Sagag is one of the woredas in the Somali Region of Ethiopia, named after its major town, Sagag. Part of the Nogob Zone, Sagag is bordered on the south by Dihun, on the west by Hamero, on the north by Yahob, on the northeast by the Jarar Zone, and on the southeast by Gerbo.

Demographics 
Based on the 2007 Census conducted by the Central Statistical Agency of Ethiopia (CSA), this woreda has a total population of 23,986, of whom 13,145 are men and 10,841 women. While 4,477 or 18.67% are urban inhabitants, a further 14,997 or 62.52% are pastoralists. 98.71% of the population said they were Muslim.
This woreda is primarily inhabited by the Ogaden Mohamed zuber, Ugaas Samatar ( Maalinguur) clan of the Somali people.
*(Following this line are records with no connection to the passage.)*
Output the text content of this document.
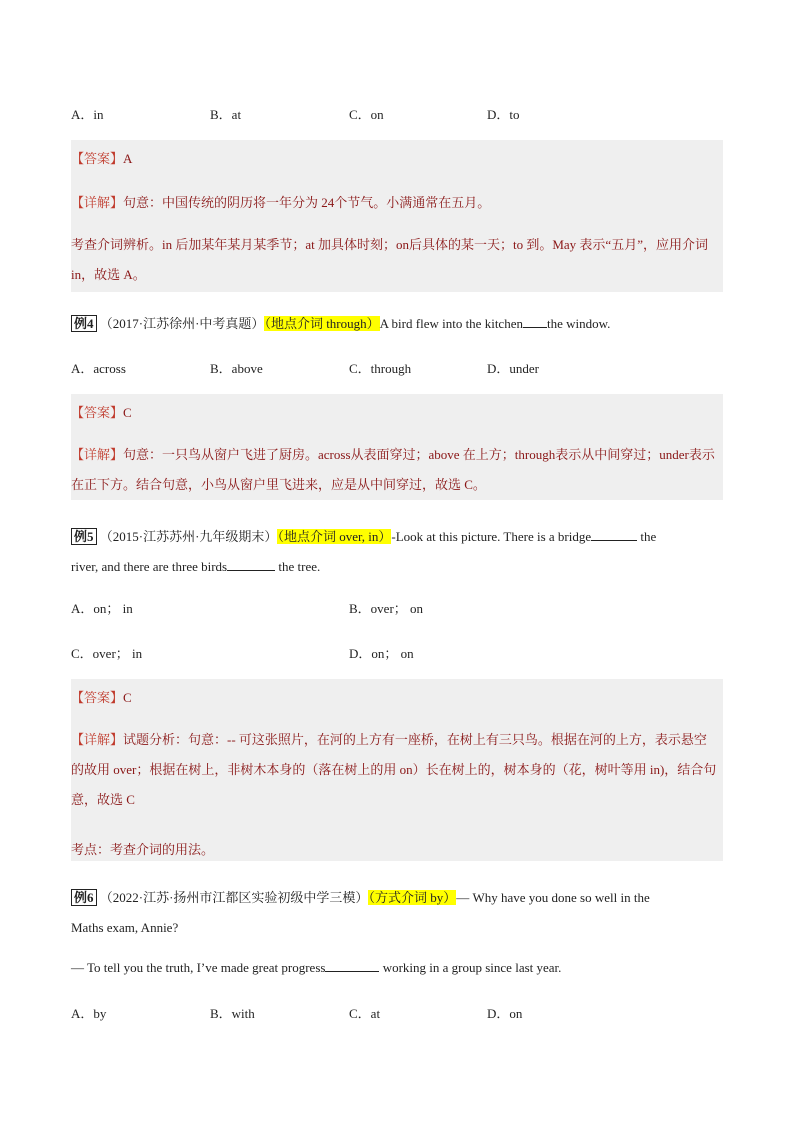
A．in	B．at	C．on	D．to
【答案】A
【详解】句意：中国传统的阴历将一年分为 24个节气。小满通常在五月。
考查介词辨析。in 后加某年某月某季节；at 加具体时刻；on后具体的某一天；to 到。May 表示“五月”，应用介词 in，故选 A。
例4 （2017·江苏徐州·中考真题）（地点介词 through）A bird flew into the kitchen the window.
A．across	B．above	C．through	D．under
【答案】C
【详解】句意：一只鸟从窗户飞进了厨房。across从表面穿过；above 在上方；through表示从中间穿过；under表示在正下方。结合句意，小鸟从窗户里飞进来，应是从中间穿过，故选 C。
例5 （2015·江苏苏州·九年级期末）（地点介词 over, in）-Look at this picture. There is a bridge	the
river, and there are three birds	the tree.
A．on； in	B．over； on
C．over； in	D．on； on
【答案】C
【详解】试题分析：句意：-- 可这张照片，在河的上方有一座桥，在树上有三只鸟。根据在河的上方，表示悬空的故用 over；根据在树上，非树木本身的（落在树上的用 on）长在树上的，树本身的（花，树叶等用 in)，结合句意，故选 C
考点：考查介词的用法。
例6 （2022·江苏·扬州市江都区实验初级中学三模）（方式介词 by）— Why have you done so well in the
Maths exam, Annie?
— To tell you the truth, I’ve made great progress	working in a group since last year.
A．by	B．with	C．at	D．on
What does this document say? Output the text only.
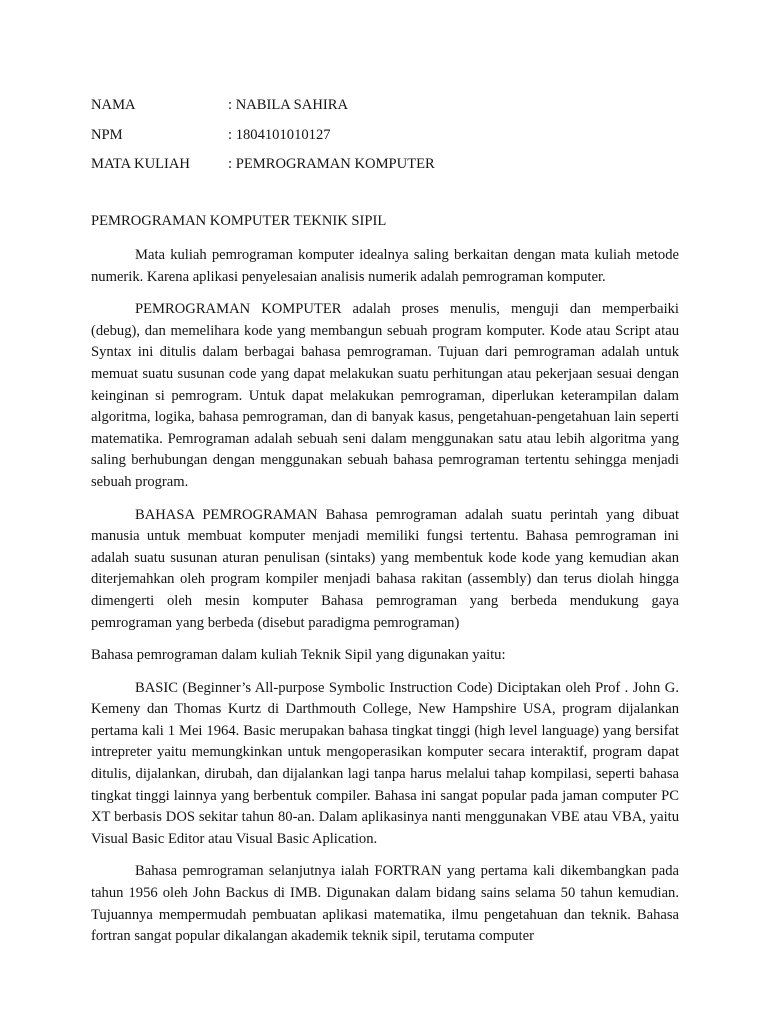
NAMA	: NABILA SAHIRA
NPM	: 1804101010127
MATA KULIAH	: PEMROGRAMAN KOMPUTER
PEMROGRAMAN KOMPUTER TEKNIK SIPIL

Mata kuliah pemrograman komputer idealnya saling berkaitan dengan mata kuliah metode numerik. Karena aplikasi penyelesaian analisis numerik adalah pemrograman komputer.

PEMROGRAMAN KOMPUTER adalah proses menulis, menguji dan memperbaiki (debug), dan memelihara kode yang membangun sebuah program komputer. Kode atau Script atau Syntax ini ditulis dalam berbagai bahasa pemrograman. Tujuan dari pemrograman adalah untuk memuat suatu susunan code yang dapat melakukan suatu perhitungan atau pekerjaan sesuai dengan keinginan si pemrogram. Untuk dapat melakukan pemrograman, diperlukan keterampilan dalam algoritma, logika, bahasa pemrograman, dan di banyak kasus, pengetahuan-pengetahuan lain seperti matematika. Pemrograman adalah sebuah seni dalam menggunakan satu atau lebih algoritma yang saling berhubungan dengan menggunakan sebuah bahasa pemrograman tertentu sehingga menjadi sebuah program.

BAHASA PEMROGRAMAN Bahasa pemrograman adalah suatu perintah yang dibuat manusia untuk membuat komputer menjadi memiliki fungsi tertentu. Bahasa pemrograman ini adalah suatu susunan aturan penulisan (sintaks) yang membentuk kode kode yang kemudian akan diterjemahkan oleh program kompiler menjadi bahasa rakitan (assembly) dan terus diolah hingga dimengerti oleh mesin komputer Bahasa pemrograman yang berbeda mendukung gaya pemrograman yang berbeda (disebut paradigma pemrograman)

Bahasa pemrograman dalam kuliah Teknik Sipil yang digunakan yaitu:

BASIC (Beginner’s All-purpose Symbolic Instruction Code) Diciptakan oleh Prof . John G. Kemeny dan Thomas Kurtz di Darthmouth College, New Hampshire USA, program dijalankan pertama kali 1 Mei 1964. Basic merupakan bahasa tingkat tinggi (high level language) yang bersifat intrepreter yaitu memungkinkan untuk mengoperasikan komputer secara interaktif, program dapat ditulis, dijalankan, dirubah, dan dijalankan lagi tanpa harus melalui tahap kompilasi, seperti bahasa tingkat tinggi lainnya yang berbentuk compiler. Bahasa ini sangat popular pada jaman computer PC XT berbasis DOS sekitar tahun 80-an. Dalam aplikasinya nanti menggunakan VBE atau VBA, yaitu Visual Basic Editor atau Visual Basic Aplication.

Bahasa pemrograman selanjutnya ialah FORTRAN yang pertama kali dikembangkan pada tahun 1956 oleh John Backus di IMB. Digunakan dalam bidang sains selama 50 tahun kemudian. Tujuannya mempermudah pembuatan aplikasi matematika, ilmu pengetahuan dan teknik. Bahasa fortran sangat popular dikalangan akademik teknik sipil, terutama computer
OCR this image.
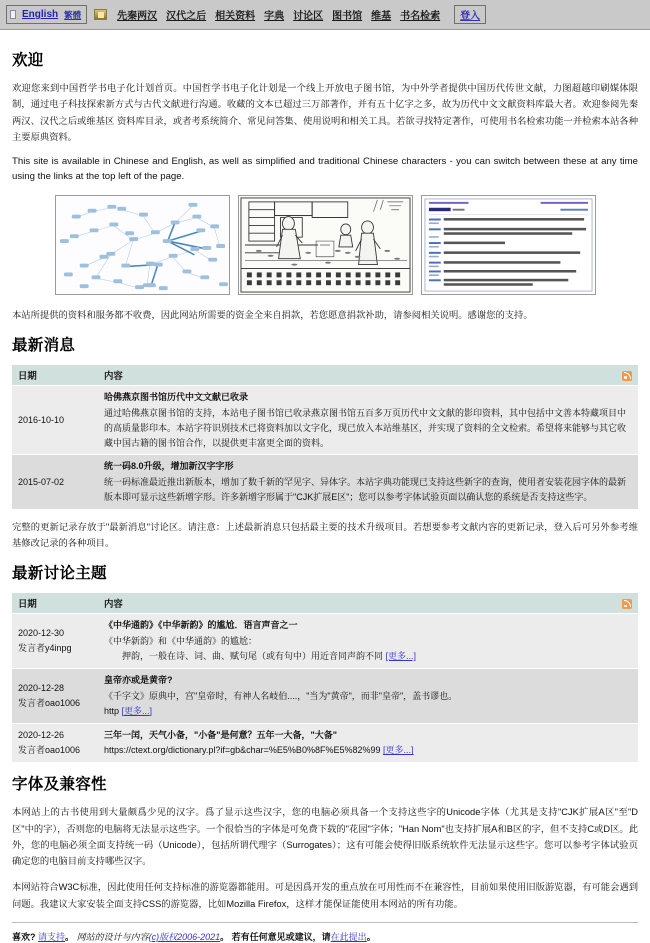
English 繁體	先秦两汉 汉代之后 相关资料 字典 讨论区 图书馆 维基 书名检索 登入
欢迎

欢迎您来到中国哲学书电子化计划首页。中国哲学书电子化计划是一个线上开放电子图书馆，为中外学者提供中国历代传世文献，力图超越印刷媒体限制，通过电子科技探索新方式与古代文献进行沟通。收藏的文本已超过三万部著作，并有五十亿字之多，故为历代中文文献资料库最大者。欢迎参阅先秦两汉、汉代之后或维基区 资料库目录，或者考系统简介、常见问答集、使用说明和相关工具。若欲寻找特定著作，可使用书名检索功能一并检索本站各种主要原典资料。

This site is available in Chinese and English, as well as simplified and traditional Chinese characters - you can switch between these at any time using the links at the top left of the page.

本站所提供的资料和服务都不收费，因此网站所需要的资金全来自捐款，若您愿意捐款补助，请参阅相关说明。感谢您的支持。

最新消息
日期	内容	
2016-10-10	哈佛燕京图书馆历代中文文献已收录
通过哈佛燕京图书馆的支持，本站电子图书馆已收录燕京图书馆五百多万页历代中文文献的影印资料，其中包括中文善本特藏项目中的高质量影印本。本站字符识别技术已将资料加以文字化，现已放入本站维基区，并实现了资料的全文检索。希望将来能够与其它收藏中国古籍的图书馆合作，以提供更丰富更全面的资料。	
2015-07-02	统一码8.0升级，增加新汉字字形
统一码标准最近推出新版本，增加了数千新的罕见字、异体字。本站字典功能现已支持这些新字的查询，使用者安装花园字体的最新版本即可显示这些新增字形。许多新增字形属于"CJK扩展E区"；您可以参考字体试验页面以确认您的系统是否支持这些字。	

完整的更新记录存放于"最新消息"讨论区。请注意：上述最新消息只包括最主要的技术升级项目。若想要参考文献内容的更新记录，登入后可另外参考维基修改记录的各种项目。

最新讨论主题
日期	内容	
2020-12-30
发言者y4inpg	《中华通韵》《中华新韵》的尴尬．语言声音之一
《中华新韵》和《中华通韵》的尴尬：
押韵，一般在诗、词、曲、赋句尾（或有句中）用近音同声韵不同 [更多...]	

2020-12-28
发言者oao1006	皇帝亦或是黄帝?
《千字文》原典中，宫"皇帝时，有神人名岐伯....，"当为"黄帝"，而非"皇帝"，盖书谬也。
http [更多...]	

2020-12-26
发言者oao1006	三年一闰，天气小备，"小备"是何意？五年一大备，"大备"
https://ctext.org/dictionary.pl?if=gb&char=%E5%B0%8F%E5%82%99 [更多...]	
字体及兼容性

本网站上的古书使用到大量颇爲少见的汉字。爲了显示这些汉字，您的电脑必须具备一个支持这些字的Unicode字体（尤其是支持"CJK扩展A区"至"D区"中的字），否则您的电脑将无法显示这些字。一个很恰当的字体是可免费下载的"花园"字体；"Han Nom"也支持扩展A和B区的字，但不支持C或D区。此外，您的电脑必须全面支持统一码（Unicode），包括所谓代理字（Surrogates）；这有可能会使得旧版系统软件无法显示这些字。您可以参考字体试验页确定您的电脑目前支持哪些汉字。

本网站符合W3C标准，因此使用任何支持标准的游览器都能用。可是因爲开发的重点放在可用性而不在兼容性，目前如果使用旧版游览器，有可能会遇到问题。我建议大家安装全面支持CSS的游览器，比如Mozilla Firefox，这样才能保证能使用本网站的所有功能。

喜欢? 请支持。 网站的设计与内容(c)版权2006-2021。 若有任何意见或建议，请在此提出。
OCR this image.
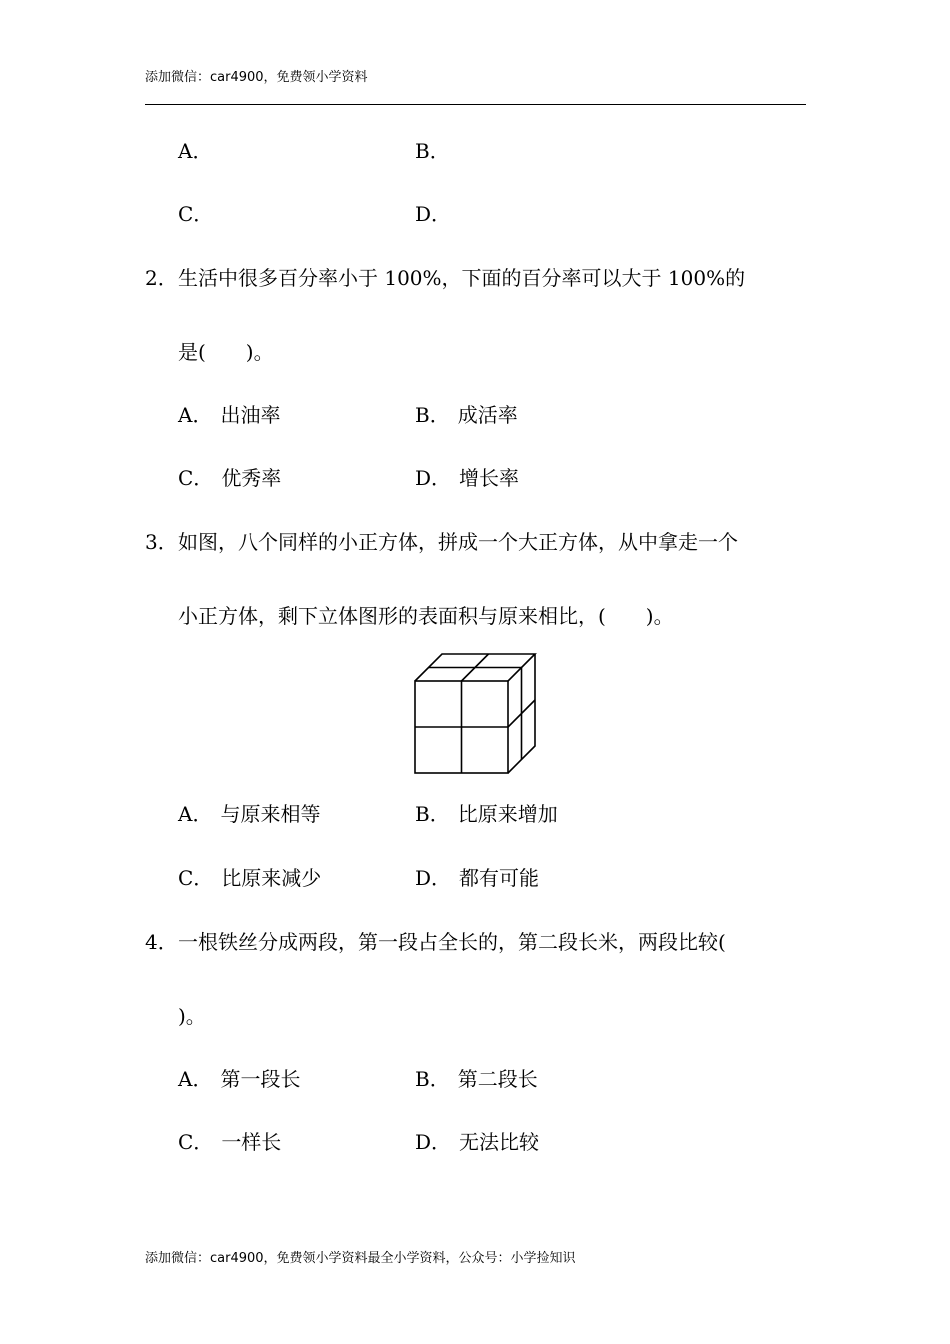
添加微信：car4900，免费领小学资料
A．	B．
C．	D．
2．生活中很多百分率小于 100%，下面的百分率可以大于 100%的
是(　　)。
A． 出油率	B． 成活率
C． 优秀率	D． 增长率
3．如图，八个同样的小正方体，拼成一个大正方体，从中拿走一个
小正方体，剩下立体图形的表面积与原来相比，(　　)。
A． 与原来相等	B． 比原来增加
C． 比原来减少	D． 都有可能
4．一根铁丝分成两段，第一段占全长的，第二段长米，两段比较(
)。
A． 第一段长	B． 第二段长
C． 一样长	D． 无法比较
添加微信：car4900，免费领小学资料最全小学资料，公众号：小学捡知识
The 1997 national census reported a total population for this woreda of 21,355, of whom 11,809 were men and 9,546 were women; 2,488 or 11.65% of its population were urban dwellers. (This total also includes an estimate for the inhabitants of 22 rural kebeles, which were not counted; they were estimated to have 3,806 inhabitants, of whom 2,107 were men and 1,699 women.) The largest ethnic group reported in Segeg was the Somali (99.98%).